Чего делать, не знаю даже. Смотрю в окошко. Только с постели мало чего видно — неба кусочек да ветки тополевые. А давеча самолет пролетал. Большой, белый. Высоко летел, шума не слышно. И сразу я про Леньку подумала.

Вот лежу здесь, а он там летает. И беспокоится небось, думает, что у матери. А это хуже нет, как я понимаю, когда голова летчика посторонним забита. Он, верно, не так уж часто про свою работу мне говорит, только за все годы, что Ленька в летчиках, я кое-что и сама понимать стала. Ведь сколько ему помнить всего надо — и про самолет, значит, и про моторы, и про приборы разные…

Он сказал, что в больших-то машинах приборов этих и три и даже пять сотен бывает! И за всеми глядеть надо, и ничего попутать нельзя.

Трудно ему сейчас. Лучше б отпуск взял. И пусть бы куда отдохнуть, пока я тут лежу, поехал. Только не согласится. А зря. Поехал бы, так я, честно говоря, никогда б не обиделась. И ему и мне спокойнее…

Клавдия зайти собиралась. А что-то не идет. Я велела прийти, руки ее смерить надо, чтоб рукава коротки не оказались.

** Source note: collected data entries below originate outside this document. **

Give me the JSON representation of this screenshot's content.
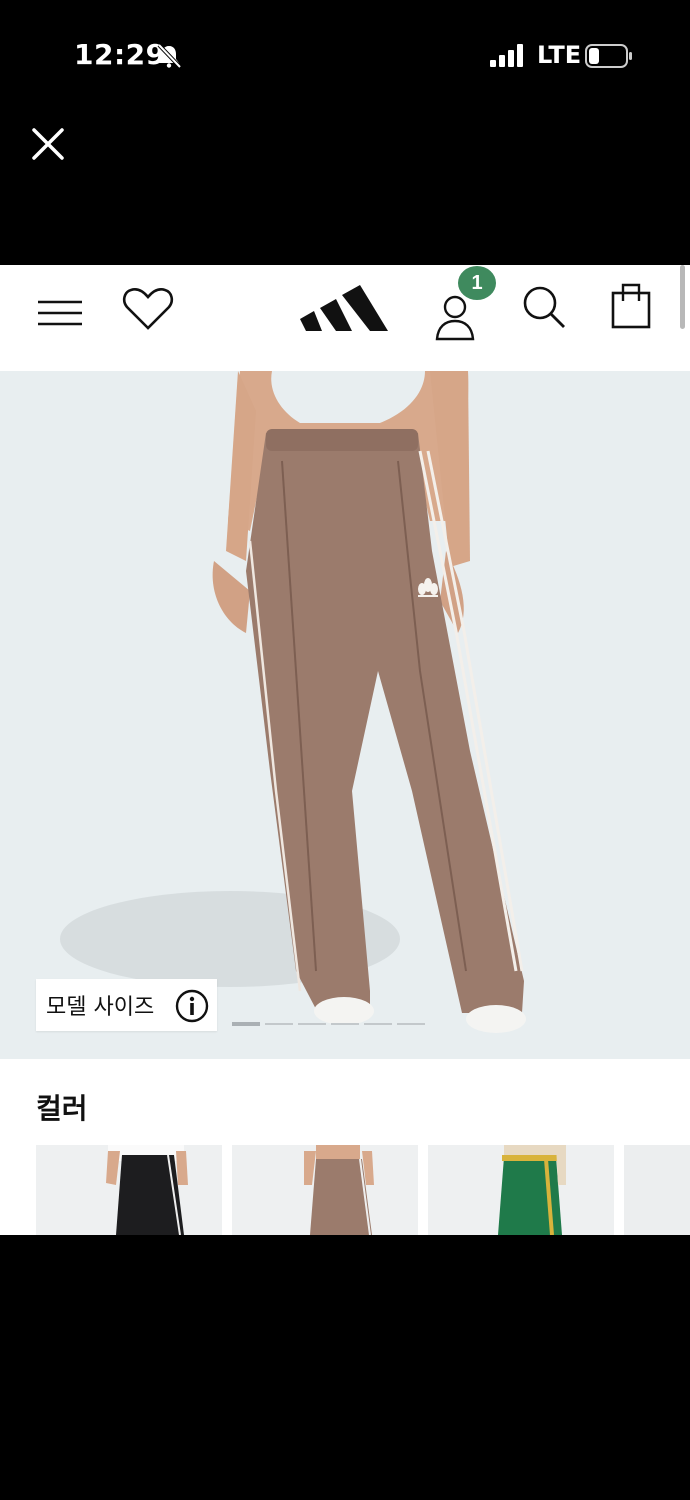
{
  "status_bar": {
    "time": "12:29",
    "network": "LTE",
    "icons": [
      "bell-slash-icon",
      "signal-bars-icon",
      "battery-icon"
    ]
  },
  "overlay": {
    "close_icon": "close-icon"
  },
  "header": {
    "icons": [
      "menu-icon",
      "heart-icon",
      "adidas-logo",
      "account-icon",
      "search-icon",
      "shopping-bag-icon"
    ],
    "account_badge_count": "1",
    "badge_color": "#3f8a5e"
  },
  "product": {
    "image_background": "#e8eef0",
    "pants_color": "#9b7b6c",
    "model_size_label": "모델 사이즈",
    "carousel_total": 6,
    "carousel_active": 1
  },
  "colors_section": {
    "heading": "컬러",
    "swatches": [
      {
        "color": "#1d1d1f",
        "name": "black"
      },
      {
        "color": "#9b7b6c",
        "name": "brown"
      },
      {
        "color": "#1f7a4a",
        "name": "green"
      },
      {
        "color": "#e9e9e9",
        "name": "partial"
      }
    ]
  }
}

Придет, потолкую. Может, уговорит она Леньку. Навряд ли у нее выйдет, но попытаюсь, а вдруг послушает…


Или я задремала?

Вроде Леня заходил и с врачом шептался. И как будто Риммин голос слышала:

— Вчера ей плохо было, а сейчас — ничего, вы не волнуйтесь.

Или приснилось, или на самом деле приходил? И спросить не у кого. Все куда-то ушли.

Верно, я и впрямь спала.

Баллона-то этого не было, а теперь стоит. Синий. И не заметила, когда прикатили.

Кислород.

И Риммочкина постель застлана.

И те две койки убраны.

Что же это выходит? Перевели соседок моих в другую палату?

Худые мои дела, видать.

А может, и не совсем худые? "Леня не ушел бы, когда б совсем плохо было.

Остался бы Леня… Как же…

Ничего не болит. И дышать не тяжко.

Вчера хуже было.

Зря я, наверное, Клавдии вязать кофту стала, надо бы Лене свитер. На груди с узором, по Моде…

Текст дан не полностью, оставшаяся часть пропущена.